Enter a user name to further restrict the match criteria. Leave this field blank to match any users. Enter "N/A" to select only events with no specific user.

Include events

Select With Keywords Below to specify keywords or phrases as the match criteria. Select Matching Regular Expression Below to specify regular expressions that match text that appears in the events.

This string field is case sensitive. To learn about regular expressions syntax, see .NET Regular Expressions (© 2019 Microsoft, Corp., available at http://docs.microsoft.com, obtained on March 29, 2019)

Exclude events

Select With Keywords Below to specify keywords or phrases as the match criteria. Select Matching Regular Expression Below to specify regular expressions that match text that appears in the events.

This string field is case sensitive. To learn more about regular expressions syntax, see .NET Regular Expressions.

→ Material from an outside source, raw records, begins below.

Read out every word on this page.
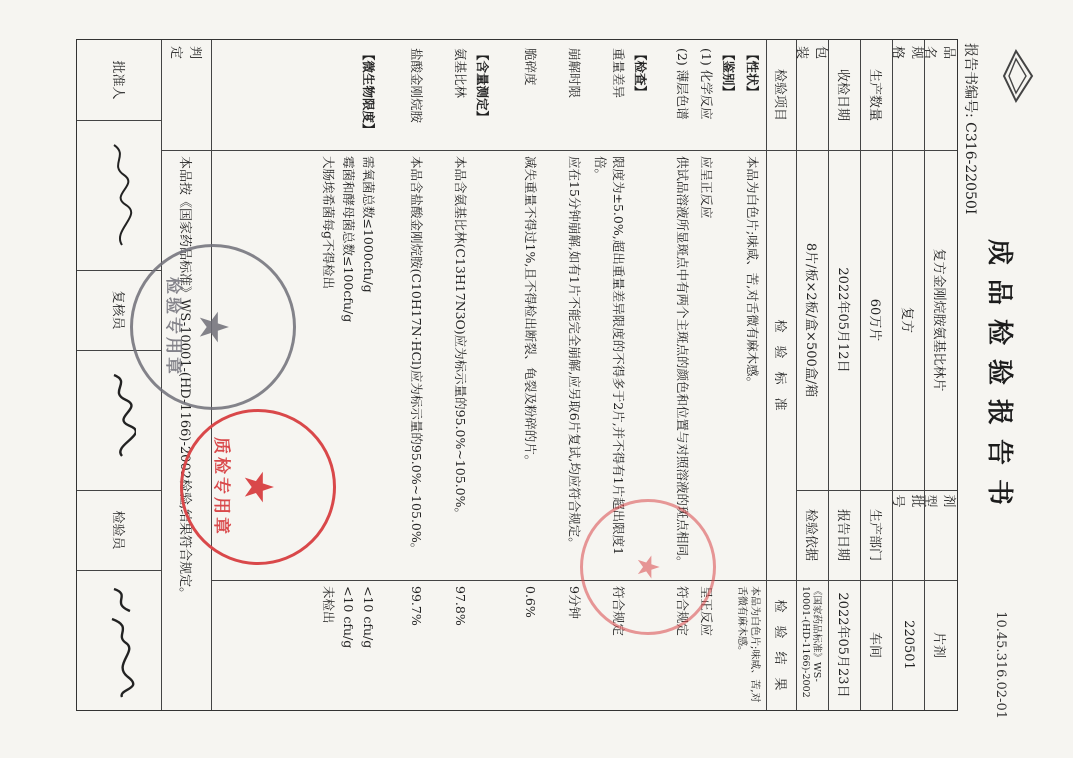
成品检验报告书
10.45.316.02-01
报告书编号: C316-22050I
品　　名
复方金刚烷胺氨基比林片
剂　　型
片剂
规　　格
复方
批　　号
220501
生产数量
60万片
生产部门
车间
收检日期
2022年05月12日
报告日期
2022年05月23日
包　　装
8片/板×2板/盒×500盒/箱
检验依据
《国家药品标准》WS-10001-(HD-1166)-2002
检验项目
检　验　标　准
检　验　结　果
【性状】
本品为白色片;味咸、苦,对舌微有麻木感。
本品为白色片;味咸、苦,对舌微有麻木感。
【鉴别】
(1) 化学反应
应呈正反应
呈正反应
(2) 薄层色谱
供试品溶液所显斑点中有两个主斑点的颜色和位置与对照溶液的斑点相同。
符合规定
【检查】
重量差异
限度为±5.0%,超出重量差异限度的不得多于2片,并不得有1片超出限度1倍。
符合规定
崩解时限
应在15分钟崩解,如有1片不能完全崩解,应另取6片复试,均应符合规定。
9分钟
脆碎度
减失重量不得过1%,且不得检出断裂、龟裂及粉碎的片。
0.6%
【含量测定】
氨基比林
本品含氨基比林(C13H17N3O)应为标示量的95.0%~105.0%。
97.8%
盐酸金刚烷胺
本品含盐酸金刚烷胺(C10H17N·HCl)应为标示量的95.0%~105.0%。
99.7%
【微生物限度】
需氧菌总数≤1000cfu/g
<10 cfu/g
霉菌和酵母菌总数≤100cfu/g
<10 cfu/g
大肠埃希菌每g不得检出
未检出
判　　定
本品按《国家药品标准》WS-10001-(HD-1166)-2002检验,结果符合规定。
批准人
复核员
检验员
★
质检专用章
★
★
检验专用章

Number of past polling intervals to search for events

Enter the number of polling intervals worth of time you want to search the event logs. For example, to always search the past 20 minutes of event logs, you could set the application polling interval to five minutes and then set the Number of Past Polling Intervals to four (4 x 5mins = 20mins). Fractional values are valid.

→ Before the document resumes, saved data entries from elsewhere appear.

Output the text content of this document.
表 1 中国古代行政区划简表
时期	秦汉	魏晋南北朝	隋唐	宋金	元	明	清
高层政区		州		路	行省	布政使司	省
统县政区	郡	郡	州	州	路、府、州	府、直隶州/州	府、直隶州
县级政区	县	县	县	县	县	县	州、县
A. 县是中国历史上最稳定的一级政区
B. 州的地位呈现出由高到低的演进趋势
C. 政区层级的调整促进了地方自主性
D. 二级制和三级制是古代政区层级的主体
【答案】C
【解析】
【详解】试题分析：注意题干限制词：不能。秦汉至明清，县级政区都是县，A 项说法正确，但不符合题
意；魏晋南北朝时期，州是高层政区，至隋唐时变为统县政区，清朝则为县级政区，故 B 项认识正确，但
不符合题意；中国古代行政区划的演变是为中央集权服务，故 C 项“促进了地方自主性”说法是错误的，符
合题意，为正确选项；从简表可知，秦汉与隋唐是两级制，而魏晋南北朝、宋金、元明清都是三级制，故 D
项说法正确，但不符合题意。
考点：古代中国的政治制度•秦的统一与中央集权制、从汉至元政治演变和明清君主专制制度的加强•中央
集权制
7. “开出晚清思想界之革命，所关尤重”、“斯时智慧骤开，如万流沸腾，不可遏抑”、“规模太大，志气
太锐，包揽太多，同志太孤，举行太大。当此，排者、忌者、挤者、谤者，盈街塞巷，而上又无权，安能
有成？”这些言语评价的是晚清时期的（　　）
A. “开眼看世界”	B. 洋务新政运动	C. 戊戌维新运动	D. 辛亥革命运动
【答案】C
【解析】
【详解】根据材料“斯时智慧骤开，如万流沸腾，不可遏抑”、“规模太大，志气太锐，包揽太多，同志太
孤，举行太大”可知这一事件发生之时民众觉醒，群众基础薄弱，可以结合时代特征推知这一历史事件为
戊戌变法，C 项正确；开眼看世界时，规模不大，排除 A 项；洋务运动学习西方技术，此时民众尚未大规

Collect Detailed Data of Matched Events

Message and other details of matched events will be available for viewing and alerting when enabled.

If a match is found in a polling period, component is

Select whether a found match should set the component status to Up or Down. You can also take action using the Based on Event Types, or Based on Event Count options.

  • Based on Event Types - With this option, the result status of the component monitor will never be down for a successful poll:
    • Critical - When there is at least one event with a severity of Error or FailureAudit.
    • Warning - When there is at least one event with a severity of Warning.
    • Up - When all matched events are either Informational or SuccessAudit.
  • Based on Event Count - With this option, the status of the component monitor will never be down for a successful poll and the thresholds for the returned value will be applied against the number of matched events.

Convert Value

Checking the Convert Value check box opens the Formula box. From here, you can manipulate the returned value with a variety of mathematical possibilities. You can choose common functions from the drop down lists to manipulate the returned value, or you can select the Custom Conversion option. For more information, see Convert values in data transformations for SAM component monitors.

Statistic Threshold

Specify when a threshold that indicates a warning or critical level was breached. Logical operators are in the drop down list, followed by a blank field where you can enter a value. For example: Less than 15 for warning, Less than 5 for critical. See Application Monitor Thresholds for details.

User Notes

Add notes for easy reference. You can access this field by using the variable, ${UserNotes}.